OCBC Bank chief warns South China Sea ruling could be ‘potential flashpoint for the region’

Samuel Tsien also says it is premature to write-off Britain’s influence as a global economic force, because of Brexit

PUBLISHED : Thursday, 14 July, 2016, 9:44pm
UPDATED : Friday, 15 July, 2016, 3:57pm

Singapore’s most prolific cross-border acquirer of banking and financial businesses says he is considering his business strategies more carefully, as Asia has come to a crossroads follow The Hague’s ruling over its territorial rights in the South China Sea.

Samuel Tsien, the group chief executive officer OCBC Bank, said: “2016 started off eventful, and continues to be so... The disagreements over the South China Sea continue to be a potential flashpoint for the region.”
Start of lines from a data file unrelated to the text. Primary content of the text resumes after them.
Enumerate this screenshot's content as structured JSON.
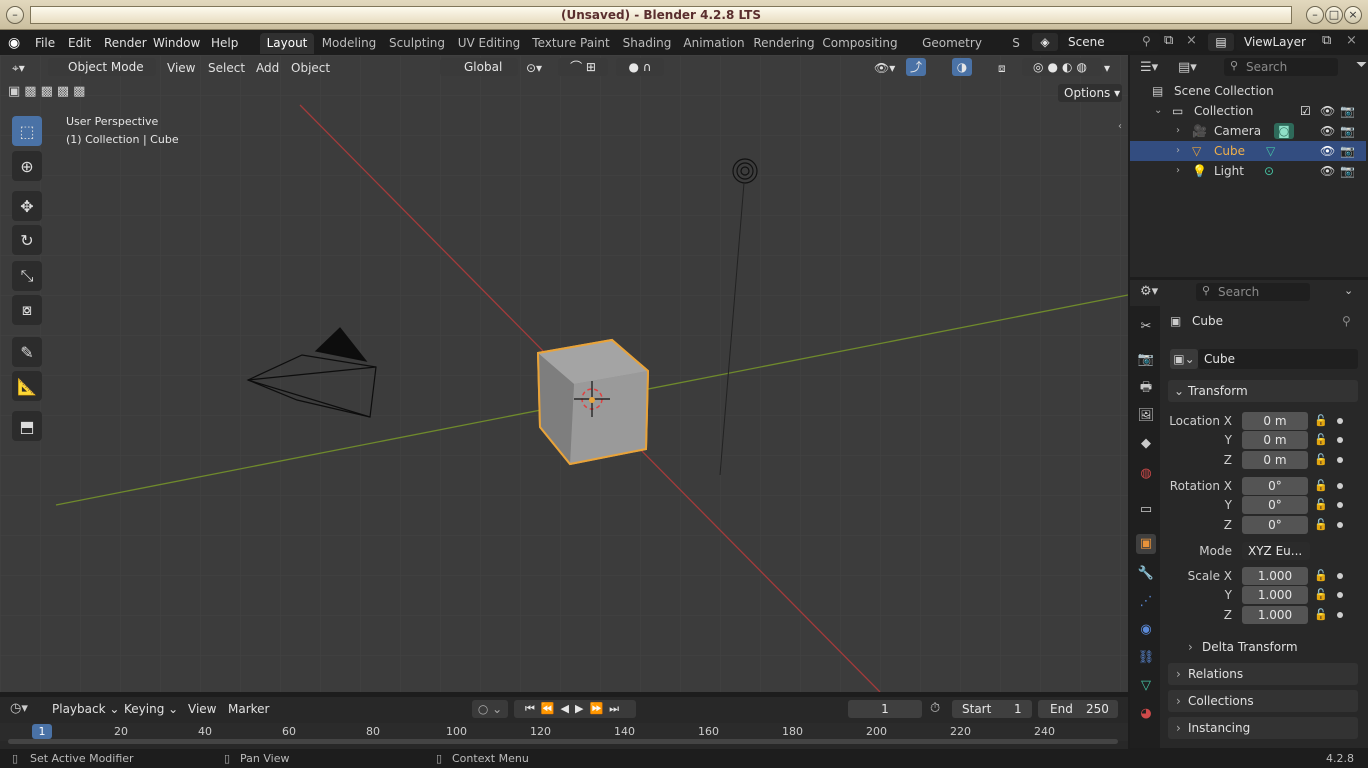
{
  "window": {
    "title": "(Unsaved) - Blender 4.2.8 LTS"
  },
  "menu": [
    "File",
    "Edit",
    "Render",
    "Window",
    "Help"
  ],
  "workspaces": [
    "Layout",
    "Modeling",
    "Sculpting",
    "UV Editing",
    "Texture Paint",
    "Shading",
    "Animation",
    "Rendering",
    "Compositing",
    "Geometry Nodes",
    "S"
  ],
  "scene": {
    "name": "Scene",
    "view_layer": "ViewLayer"
  },
  "viewport": {
    "mode": "Object Mode",
    "menus": [
      "View",
      "Select",
      "Add",
      "Object"
    ],
    "orientation": "Global",
    "options": "Options",
    "overlay_line1": "User Perspective",
    "overlay_line2": "(1) Collection | Cube"
  },
  "outliner": {
    "search_placeholder": "Search",
    "scene_collection": "Scene Collection",
    "collection": "Collection",
    "items": [
      "Camera",
      "Cube",
      "Light"
    ]
  },
  "properties": {
    "search_placeholder": "Search",
    "object_name": "Cube",
    "data_name": "Cube",
    "transform": "Transform",
    "location_label": "Location X",
    "rotation_label": "Rotation X",
    "scale_label": "Scale X",
    "y": "Y",
    "z": "Z",
    "location": [
      "0 m",
      "0 m",
      "0 m"
    ],
    "rotation": [
      "0°",
      "0°",
      "0°"
    ],
    "mode_label": "Mode",
    "mode_value": "XYZ Eu...",
    "scale": [
      "1.000",
      "1.000",
      "1.000"
    ],
    "delta_transform": "Delta Transform",
    "relations": "Relations",
    "collections": "Collections",
    "instancing": "Instancing"
  },
  "timeline": {
    "menus": [
      "Playback",
      "Keying",
      "View",
      "Marker"
    ],
    "current_frame": "1",
    "start_label": "Start",
    "start": "1",
    "end_label": "End",
    "end": "250",
    "ticks": [
      "1",
      "20",
      "40",
      "60",
      "80",
      "100",
      "120",
      "140",
      "160",
      "180",
      "200",
      "220",
      "240"
    ]
  },
  "status": {
    "left": "Set Active Modifier",
    "middle": "Pan View",
    "right": "Context Menu",
    "version": "4.2.8"
  },
  "colors": {
    "accent": "#4a72a6",
    "selected_orange": "#e8a33a",
    "x_axis": "#a33b3b",
    "y_axis": "#6f8a2c"
  }
}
“While we keep an eagle’s eye over the financial markets, the regional socio-political events will have significant spill-over effects on the economic front,” he warned.

“These developments require us to consider, or re-consider, our business model carefully.

“We will need to plan, strategise and carefully pick our path forward.”

Tsien counted four other events so far this year have shaken the world’s financial markets: the two trading halts of the Chinese equity markets at the start of the year, the crash in crude prices, the Bank of Japan’s negative interest rate policy, and the shockwaves unleashed in the foreign exchange and equity markets caused by the unexpected Brexit vote.

And he still expects more uncertainty before the end of 2016.

“Depending on the outcome of the US presidential election in November, there may very well be more political re-balancing that may upset the status quo.”

There is also the question of what would China will do, in reaction to the latest turmoil.

“Would it be prompted to take a more visible role during this period of economic uncertainty?”

“Does it have the financial clout and resources to do what it did in the aftermath of the global financial crisis when it created additional demand with its 4 trillion yuan stimulus package?”, he said, adding that ultimately ballooned into a “12 trillion yuan credit injection resulting in a significant mis-allocation of capital”.

Tsien’s business base of Singapore is considered Asia’s most sensitive touch point to global events, as it plays a pivotal role in trade relations throughout the region.

OCBC has newly integrated its China branch network into the bank, after its acquisition of Hong Kong’s Wing Hang Bank, which is core to its ambitions of becoming a key financier for China’s outbound investments into Asean countries.

These developments require us to consider, or re-consider, our business model carefully... We will need to plan, strategize and carefully pick our path forward
Samuel Tsien, the group CEO of OCBC Bank

He believes the move has given his bank great advantages over other equally aggressive Chinese institutions now buying their way into the market. Its insurance arm, Great Eastern, has active plans, too, to buy its way into the Chinese insurance market.

OCBC also newly bought out Barclays’ wealth management business in the region.

That is now undergoing the process of being bolted onto the private banking business it has been building after taking over what used to be ING’s private banking business in Asia. That business has since been rechristened Bank of Singapore.

Despite the global economy’s downbeat sentiment, Tsien thinks there is still reason for great hope for the region, and his own business, looking ahead.

“A more pessimistic individual would conclude that these events foretell a global slowdown,” he said.

“It may not be all doom and gloom. Years that start off badly…typically finish off on a better than expected note.”

He is also optimistic on what effect Brexit will eventually have on the United Kingdom.

“Brexit does not mean that Britain disappears from the world. It continues to exist. It is only that it has to interact and engage with its European partners differently.

“Given the depth of Britain’s knowledge and its influence on markets, it is far too premature to write-off the country as a global economic force or, for that matter, a global financial centre,” he said.

“We have now formally established the ASEAN Economic Community.

“An economically integrated ASEAN market with greater liberalisation and a more business-friendly regulatory environment will generate more trade and investment opportunities for all of us.”